Parallel Agent Execution

class ParallelProcessingSystem:
    def __init__(self, agents):
        self.agents = agents

    async def process_parallel(self, request: str, user_context: dict):
        # Execute multiple agents concurrently
        tasks = []
        for agent_name, agent in self.agents.items():
            agent_input = IAgentInput(
                message=request,
                metadata={"context": user_context, "agent_role": agent_name}
            )
            tasks.append(agent.process(agent_input))

        # Gather results from all agents
        results = await asyncio.gather(*tasks)

        # Combine results using another agent
        combiner_input = IAgentInput(
            message=f"Combine these agent results: {results}",
            metadata={"original_request": request}
        )
        return await self.result_combiner.process(combiner_input)

Framework Advantages for Agentic Systems

Natural Composition

Agents are just Python objects with async process methods, making them naturally composable into larger systems without framework overhead.

Flexible Communication

Multiple communication patterns (function calling, direct invocation, background tasks, shared memory) allow you to choose the right approach for each use case.

Intelligent Coordination

LLM-driven function calling enables systems that adapt their coordination based on context and requirements rather than fixed rules.

Scalable Architecture

Stateless agent design and async execution enable systems that scale horizontally by adding more agent instances.

Observable Systems

Background tasks and metadata propagation provide natural hooks for monitoring, logging, and system observability.

Testable Components

Each agent is independently testable, making complex systems easier to validate and debug.

Building Your Agentic System

Start with Purpose

Define what your system needs to accomplish and identify the distinct capabilities required.

Design Agent Responsibilities

Create focused agents that each handle one aspect well, rather than monolithic agents that do everything.

Choose Coordination Mechanisms

Select coordination mechanisms based on your needs:

  • Function calling for intelligent delegation

  • Background tasks for system events

  • Shared memory for persistent context

  • Direct communication for simple interactions

Implement Incrementally

Start with simple agent interactions and add coordination complexity as needed.

Test System Behavior

Test not just individual agents but their interactions and coordination patterns.

Monitor and Adapt

Use background tasks and metadata to monitor system behavior and adapt coordination over time.

Common System Architectures the Framework Enables

Coordinator-Based Systems

Master agents coordinate specialists using function calling and intelligent delegation.

Sequential Processing Systems

Step-by-step processing enabled by flexible input/output types and standardized interfaces.

Peer-to-Peer Systems

Agents communicate directly using method calls and shared context.

Hierarchical Systems

Multi-level coordination using nested function calling and context propagation.

Event-Driven Systems

System-wide coordination using background tasks and event notification.

Adaptive Systems

Dynamic behavior using metadata-driven agent selection and configuration.

Key Framework Principles

You Control the Architecture

The framework provides capabilities; you decide how to use them for your specific agentic system.

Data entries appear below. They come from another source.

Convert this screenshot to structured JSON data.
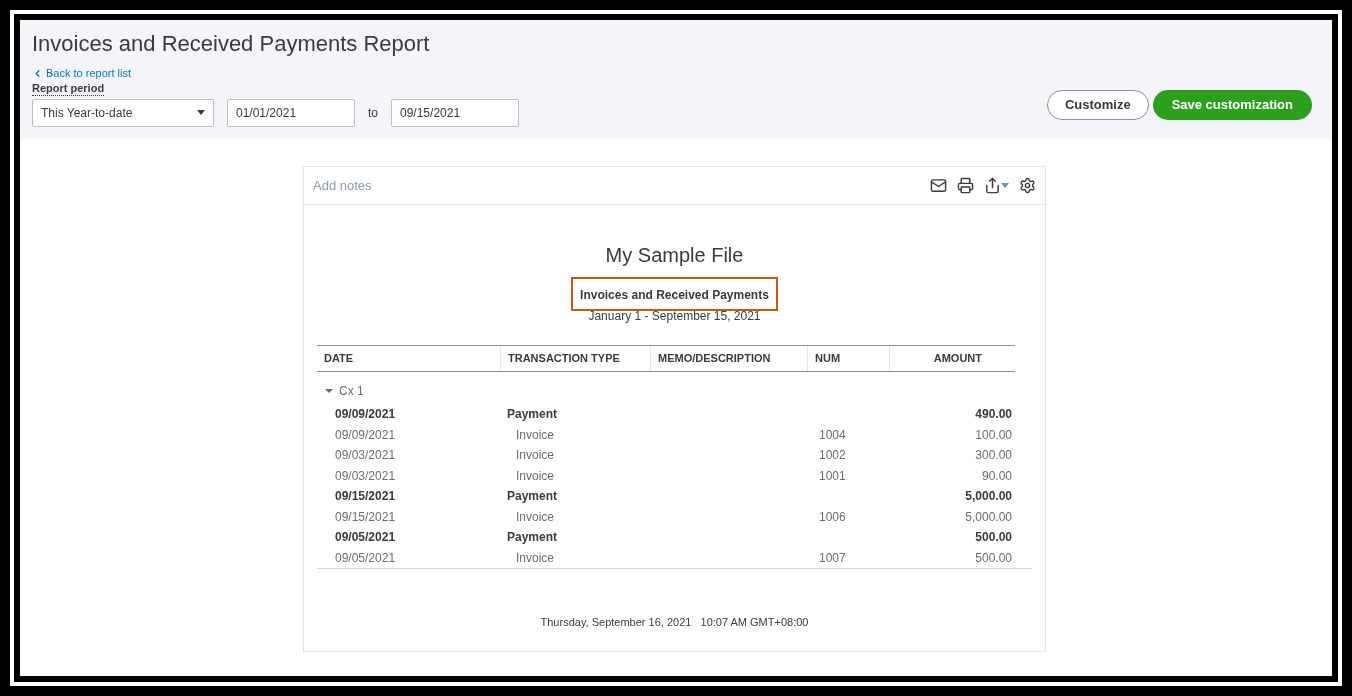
{
  "page": {
    "title": "Invoices and Received Payments Report",
    "back_link": "Back to report list",
    "period_label": "Report period"
  },
  "filters": {
    "period": "This Year-to-date",
    "from": "01/01/2021",
    "to_label": "to",
    "to": "09/15/2021"
  },
  "buttons": {
    "customize": "Customize",
    "save": "Save customization"
  },
  "report": {
    "notes_placeholder": "Add notes",
    "company": "My Sample File",
    "title": "Invoices and Received Payments",
    "title_highlighted": true,
    "range": "January 1 - September 15, 2021",
    "columns": [
      "DATE",
      "TRANSACTION TYPE",
      "MEMO/DESCRIPTION",
      "NUM",
      "AMOUNT"
    ],
    "groups": [
      {
        "name": "Cx 1",
        "expanded": true,
        "rows": [
          {
            "kind": "payment",
            "date": "09/09/2021",
            "type": "Payment",
            "num": "",
            "amount": "490.00"
          },
          {
            "kind": "invoice",
            "date": "09/09/2021",
            "type": "Invoice",
            "num": "1004",
            "amount": "100.00"
          },
          {
            "kind": "invoice",
            "date": "09/03/2021",
            "type": "Invoice",
            "num": "1002",
            "amount": "300.00"
          },
          {
            "kind": "invoice",
            "date": "09/03/2021",
            "type": "Invoice",
            "num": "1001",
            "amount": "90.00"
          },
          {
            "kind": "payment",
            "date": "09/15/2021",
            "type": "Payment",
            "num": "",
            "amount": "5,000.00"
          },
          {
            "kind": "invoice",
            "date": "09/15/2021",
            "type": "Invoice",
            "num": "1006",
            "amount": "5,000.00"
          },
          {
            "kind": "payment",
            "date": "09/05/2021",
            "type": "Payment",
            "num": "",
            "amount": "500.00"
          },
          {
            "kind": "invoice",
            "date": "09/05/2021",
            "type": "Invoice",
            "num": "1007",
            "amount": "500.00"
          }
        ]
      }
    ],
    "footer": "Thursday, September 16, 2021   10:07 AM GMT+08:00"
  }
}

Composition Over Prescription

Build complex systems by composing simple agents rather than following rigid architectural patterns.

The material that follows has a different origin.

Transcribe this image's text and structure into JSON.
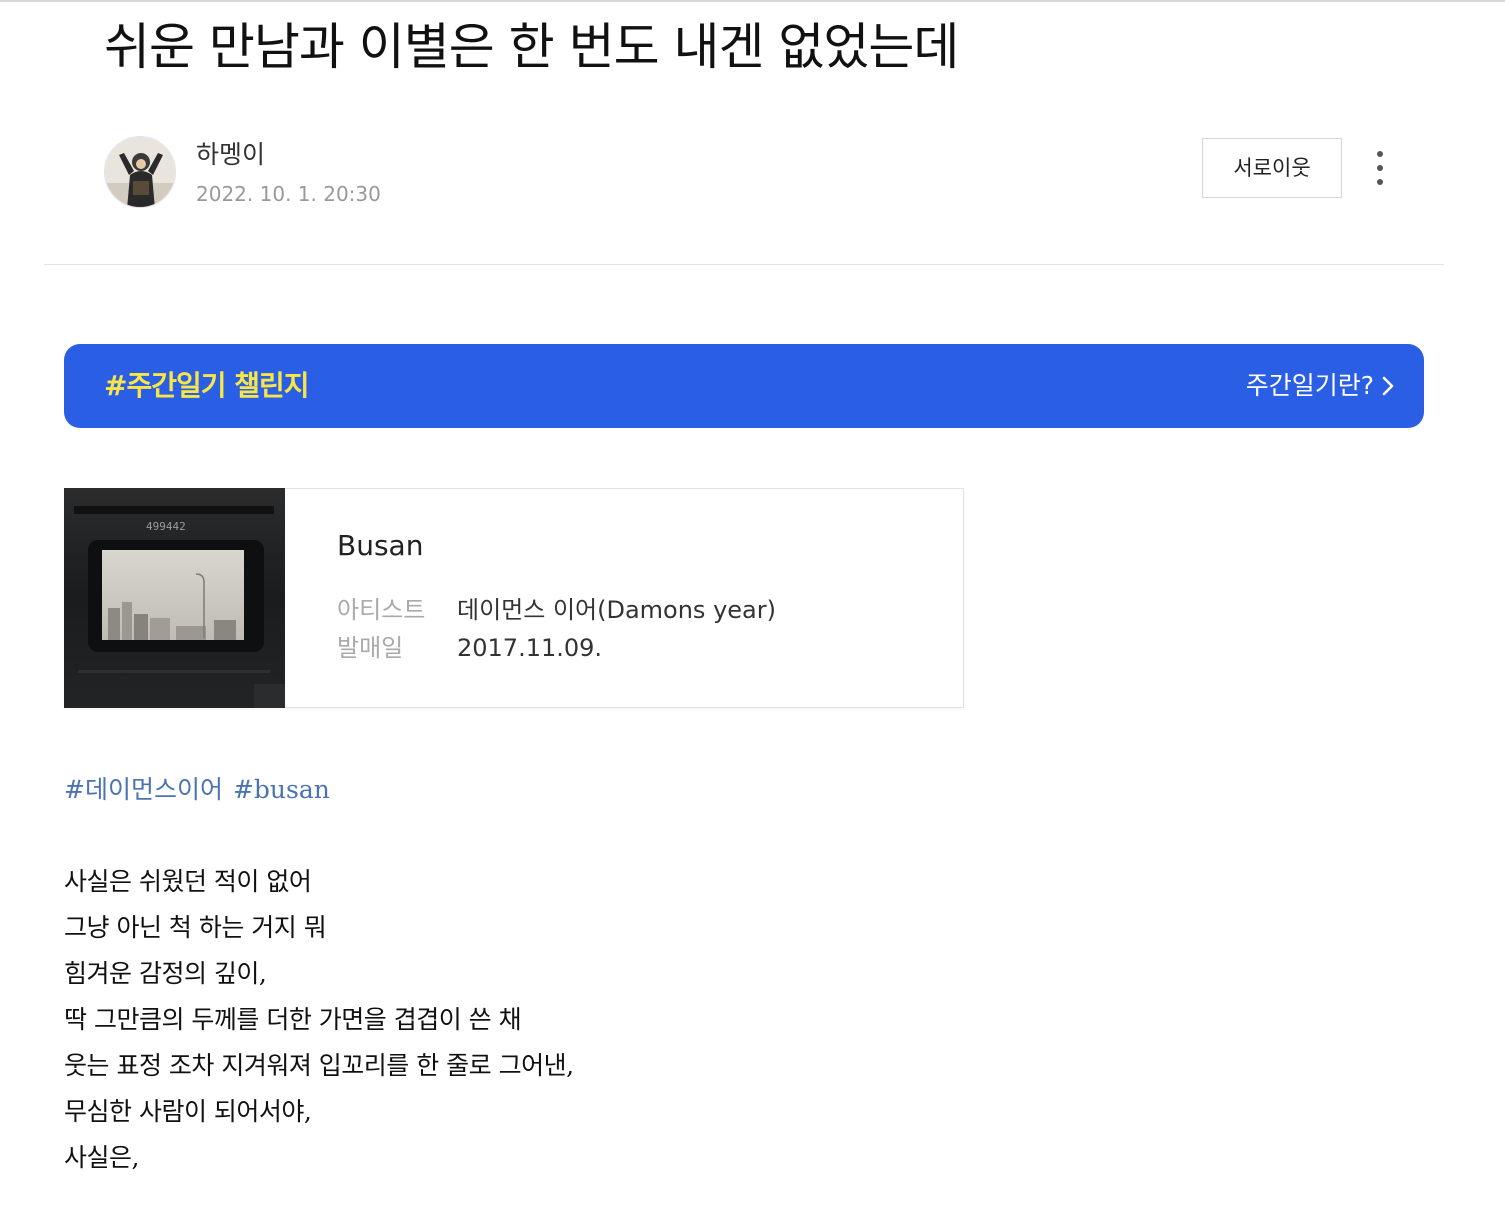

Intelligence-Driven Coordination

Leverage LLM function calling for adaptive, context-aware coordination rather than fixed rules.

Progressive Complexity

Start with simple agent interactions and add sophisticated coordination as your system evolves.

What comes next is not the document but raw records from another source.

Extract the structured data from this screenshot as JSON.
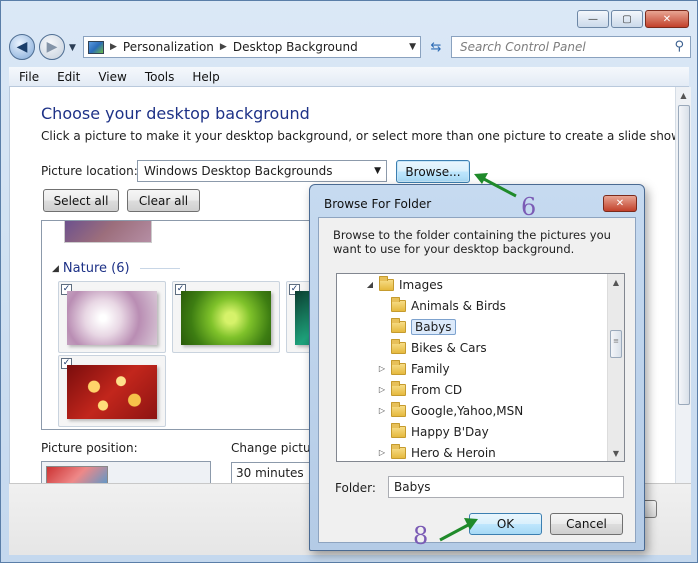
{
  "window": {
    "caption_buttons": {
      "minimize": "—",
      "maximize": "▢",
      "close": "✕"
    },
    "address": {
      "segments": [
        "Personalization",
        "Desktop Background"
      ],
      "search_placeholder": "Search Control Panel"
    },
    "menu": [
      "File",
      "Edit",
      "View",
      "Tools",
      "Help"
    ],
    "content": {
      "heading": "Choose your desktop background",
      "description": "Click a picture to make it your desktop background, or select more than one picture to create a slide show.",
      "picture_location_label": "Picture location:",
      "picture_location_value": "Windows Desktop Backgrounds",
      "browse_label": "Browse...",
      "select_all_label": "Select all",
      "clear_all_label": "Clear all",
      "group_name": "Nature (6)",
      "picture_position_label": "Picture position:",
      "change_picture_label": "Change picture",
      "change_interval_value": "30 minutes"
    }
  },
  "dialog": {
    "title": "Browse For Folder",
    "description": "Browse to the folder containing the pictures you want to use for your desktop background.",
    "tree": [
      {
        "label": "Images",
        "expand": "◢",
        "selected": false
      },
      {
        "label": "Animals & Birds",
        "expand": "",
        "selected": false
      },
      {
        "label": "Babys",
        "expand": "",
        "selected": true
      },
      {
        "label": "Bikes & Cars",
        "expand": "",
        "selected": false
      },
      {
        "label": "Family",
        "expand": "▷",
        "selected": false
      },
      {
        "label": "From CD",
        "expand": "▷",
        "selected": false
      },
      {
        "label": "Google,Yahoo,MSN",
        "expand": "▷",
        "selected": false
      },
      {
        "label": "Happy B'Day",
        "expand": "",
        "selected": false
      },
      {
        "label": "Hero & Heroin",
        "expand": "▷",
        "selected": false
      }
    ],
    "folder_label": "Folder:",
    "folder_value": "Babys",
    "ok_label": "OK",
    "cancel_label": "Cancel"
  },
  "annotations": {
    "step_browse": "6",
    "step_ok": "8"
  },
  "colors": {
    "heading": "#1e3287",
    "annotation": "#7b5bb5",
    "arrow": "#1f8a2a"
  }
}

Observable and Maintainable

Built-in hooks for monitoring, logging, and debugging complex multi-agent interactions.

The framework doesn’t prescribe specific agentic architectures but provides the foundational capabilities that make any architecture possible. Your system’s design emerges from your specific needs and the intelligent coordination enabled by the framework’s LLM-driven function calling and background task systems.